Lo que distingue a los escudos municipales, comarcales y los de las Entidades Municipales Descentralizadas son unas brisuras: los Consejos Comarcales llevan una bordura componada de oro y gules, los colores del escudo de Cataluña, y las de las E.M.D. no llevan ningún timbre. 

El timbre – que no debe encasquetarse en el escudo – indica siempre quién es el poseedor del escudo
y su categoría, o sea, si se trata de una comarca, una ciudad, una villa o un pueblo, o si en el antiguo régimen había sido capital o centro de un principado, ducado, marquesado, condado, vizcondado o baronía. En Cataluña, sólo un municipio lleva corona de soberanía o real: Barcelona, por haber sido la capital de un estado soberano; una la de príncipe: Girona; y dos la de duque: Montblanc y Cardona. Las antiguas baronías eclesiásticas se distinguen por llevar un báculo acolado detrás del escudo. 

Las coronas cívicas, o murales, siempre son de oro y se distinguen por el número de sus torres: 3 la de un pueblo, 5 la de una villa, cinco y 4 garitas intercaladas de plata, la de una ciudad y 7 la de una comarca.

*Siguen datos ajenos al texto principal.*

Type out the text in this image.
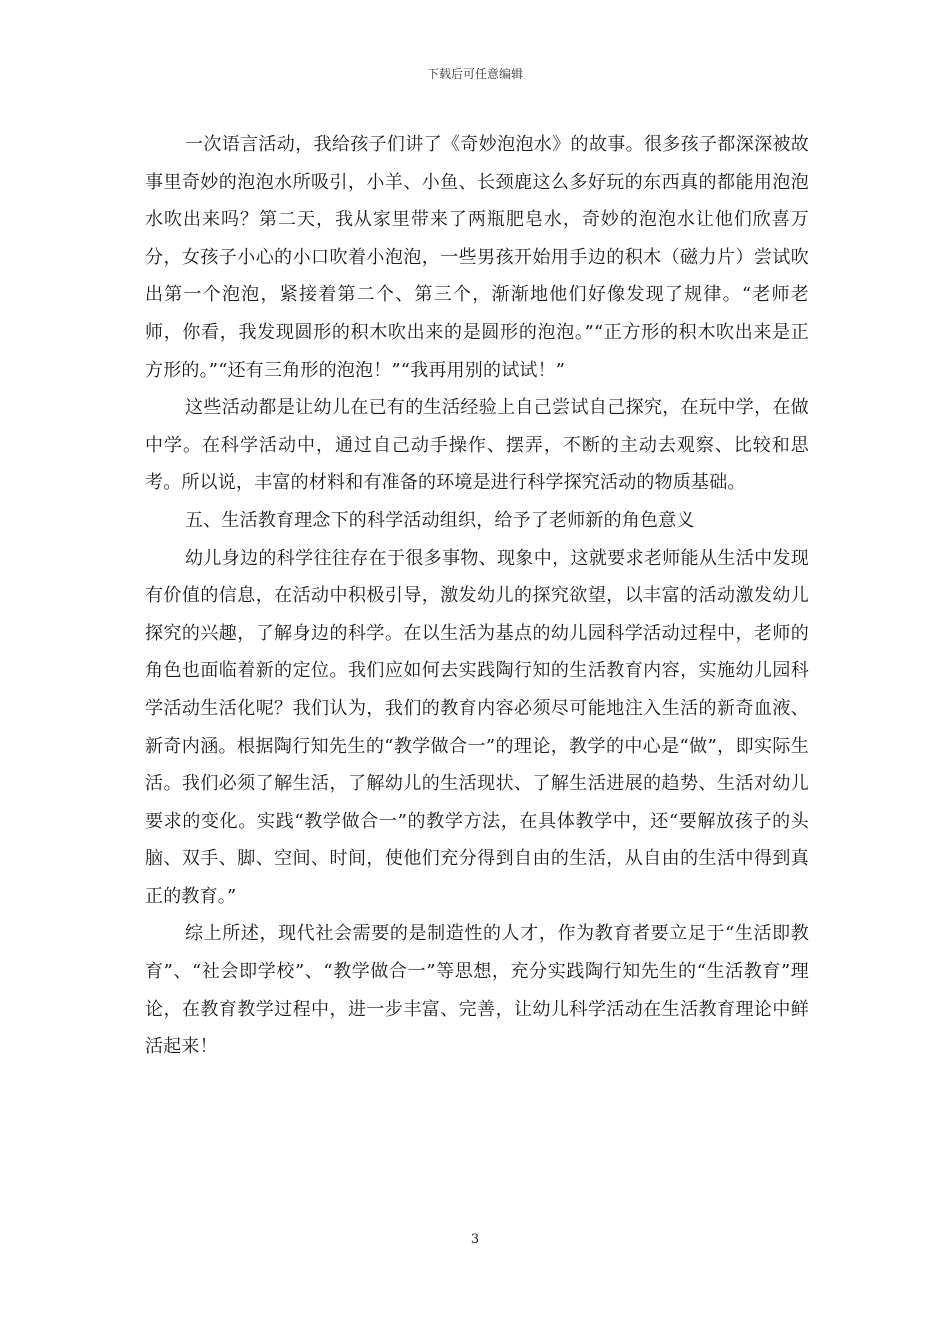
下载后可任意编辑

一次语言活动，我给孩子们讲了《奇妙泡泡水》的故事。很多孩子都深深被故事里奇妙的泡泡水所吸引，小羊、小鱼、长颈鹿这么多好玩的东西真的都能用泡泡水吹出来吗？第二天，我从家里带来了两瓶肥皂水，奇妙的泡泡水让他们欣喜万分，女孩子小心的小口吹着小泡泡，一些男孩开始用手边的积木（磁力片）尝试吹出第一个泡泡，紧接着第二个、第三个，渐渐地他们好像发现了规律。“老师老师，你看，我发现圆形的积木吹出来的是圆形的泡泡。”“正方形的积木吹出来是正方形的。”“还有三角形的泡泡！”“我再用别的试试！”

这些活动都是让幼儿在已有的生活经验上自己尝试自己探究，在玩中学，在做中学。在科学活动中，通过自己动手操作、摆弄，不断的主动去观察、比较和思考。所以说，丰富的材料和有准备的环境是进行科学探究活动的物质基础。

五、生活教育理念下的科学活动组织，给予了老师新的角色意义

幼儿身边的科学往往存在于很多事物、现象中，这就要求老师能从生活中发现有价值的信息，在活动中积极引导，激发幼儿的探究欲望，以丰富的活动激发幼儿探究的兴趣，了解身边的科学。在以生活为基点的幼儿园科学活动过程中，老师的角色也面临着新的定位。我们应如何去实践陶行知的生活教育内容，实施幼儿园科学活动生活化呢？我们认为，我们的教育内容必须尽可能地注入生活的新奇血液、新奇内涵。根据陶行知先生的“教学做合一”的理论，教学的中心是“做”，即实际生活。我们必须了解生活，了解幼儿的生活现状、了解生活进展的趋势、生活对幼儿要求的变化。实践“教学做合一”的教学方法，在具体教学中，还“要解放孩子的头脑、双手、脚、空间、时间，使他们充分得到自由的生活，从自由的生活中得到真正的教育。”

综上所述，现代社会需要的是制造性的人才，作为教育者要立足于“生活即教育”、“社会即学校”、“教学做合一”等思想，充分实践陶行知先生的“生活教育”理论，在教育教学过程中，进一步丰富、完善，让幼儿科学活动在生活教育理论中鲜活起来！

3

Estoy totalmente en desacuerdo con el criterio de la Real Academia de la Historia que opina que, como España es un reino, los escudos municipales han de timbrarse con la corona real, cosa que contradice la propia función diferenciadora del timbre. Si algún heraldista, sobre todo si es de otro país, viera el escudo, por ejemplo, de Getafe, timbrado con la corona real se preguntaría si Getafe es un reino y quién es su rey. 

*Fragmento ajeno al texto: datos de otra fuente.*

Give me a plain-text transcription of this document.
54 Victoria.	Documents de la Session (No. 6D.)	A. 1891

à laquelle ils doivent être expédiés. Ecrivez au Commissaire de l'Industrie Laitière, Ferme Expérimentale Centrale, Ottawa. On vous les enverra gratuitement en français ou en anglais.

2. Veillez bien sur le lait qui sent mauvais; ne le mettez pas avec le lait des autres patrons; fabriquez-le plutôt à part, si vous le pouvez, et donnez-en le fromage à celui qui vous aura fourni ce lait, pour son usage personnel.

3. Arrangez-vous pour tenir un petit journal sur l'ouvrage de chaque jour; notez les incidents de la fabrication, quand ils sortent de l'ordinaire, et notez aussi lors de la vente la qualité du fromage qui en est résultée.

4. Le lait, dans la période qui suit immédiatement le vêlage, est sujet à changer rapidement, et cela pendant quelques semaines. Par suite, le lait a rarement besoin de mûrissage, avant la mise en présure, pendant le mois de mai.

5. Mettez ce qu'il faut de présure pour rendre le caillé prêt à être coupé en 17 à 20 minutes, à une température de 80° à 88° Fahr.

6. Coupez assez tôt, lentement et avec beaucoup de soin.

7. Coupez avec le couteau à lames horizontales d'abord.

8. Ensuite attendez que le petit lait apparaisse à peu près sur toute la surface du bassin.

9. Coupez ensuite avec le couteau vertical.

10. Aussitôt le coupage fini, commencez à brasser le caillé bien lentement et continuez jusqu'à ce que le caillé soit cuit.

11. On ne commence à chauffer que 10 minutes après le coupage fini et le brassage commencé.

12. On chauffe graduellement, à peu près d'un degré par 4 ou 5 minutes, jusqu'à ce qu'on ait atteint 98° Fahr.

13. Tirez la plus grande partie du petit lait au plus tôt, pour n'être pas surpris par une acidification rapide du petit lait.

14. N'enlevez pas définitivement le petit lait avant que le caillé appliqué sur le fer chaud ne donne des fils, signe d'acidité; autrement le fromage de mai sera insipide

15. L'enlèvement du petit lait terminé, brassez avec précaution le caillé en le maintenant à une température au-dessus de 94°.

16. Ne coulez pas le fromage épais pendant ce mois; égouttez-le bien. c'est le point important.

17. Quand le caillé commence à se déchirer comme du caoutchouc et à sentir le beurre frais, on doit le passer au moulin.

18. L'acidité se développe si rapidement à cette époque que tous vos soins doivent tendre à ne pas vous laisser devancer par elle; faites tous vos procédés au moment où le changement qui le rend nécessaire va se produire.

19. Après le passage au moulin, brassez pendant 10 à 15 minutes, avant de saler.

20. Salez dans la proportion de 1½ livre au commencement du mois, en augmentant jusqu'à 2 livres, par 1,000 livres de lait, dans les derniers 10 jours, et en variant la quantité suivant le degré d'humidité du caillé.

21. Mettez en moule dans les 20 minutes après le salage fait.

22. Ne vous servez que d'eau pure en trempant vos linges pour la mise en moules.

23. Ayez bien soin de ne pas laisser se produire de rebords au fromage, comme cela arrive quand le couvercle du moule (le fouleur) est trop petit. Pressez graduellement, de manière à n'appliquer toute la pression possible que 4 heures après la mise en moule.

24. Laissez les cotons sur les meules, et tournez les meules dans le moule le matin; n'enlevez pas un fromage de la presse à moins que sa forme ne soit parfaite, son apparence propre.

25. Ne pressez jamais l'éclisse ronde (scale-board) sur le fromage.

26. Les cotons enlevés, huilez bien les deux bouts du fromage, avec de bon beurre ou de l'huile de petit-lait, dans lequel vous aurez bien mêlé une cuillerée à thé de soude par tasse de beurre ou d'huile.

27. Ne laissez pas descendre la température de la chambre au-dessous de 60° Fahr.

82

Aquí también viene al caso el tema de la llamada “corona real abierta”. La corona real, como la imperial y la de príncipe, van cerradas con diademas y estas diademas indican soberanía. La expresión “corona real abierta” se expandió cuando Franco declaró que España era un reino y usó un escudo de los Reyes Católicos, que timbraban su escudo con lo que hoy llamamos un coronel, o sea, las coronas usadas antes de su clasificación a finales del siglo XVII o principios del XVIII; en realidad la “corona real abierta” es la corona de los infantes de España. 



El acompañamiento u ornamentos externos (cartuchos, ramas, tenantes, soportes, etc.) no se blasonan en la resolución que oficializa el escudo; se deja al libre arbitrio del ente local. 

Si un ente local no tiene escudo oficializado puede usar el escudo de la comunidad autónoma o el del Estado. 

Para terminar mi exposición quiero manifestar mi gran admiración por el eminente genealogista Francisco Fernández de Béthencourt, de quien poseo varias obras que mucho me sirvieron para mis trabajos de genealogía, y también mis más expresivas gracias a la Sociedad de Estudios Genealógicos y Heráldicos de Canarias, que me ha permitido conocer, después de tantos años de desearlo, una muy hermosa parta de sus siete principales islas. Muchas gracias.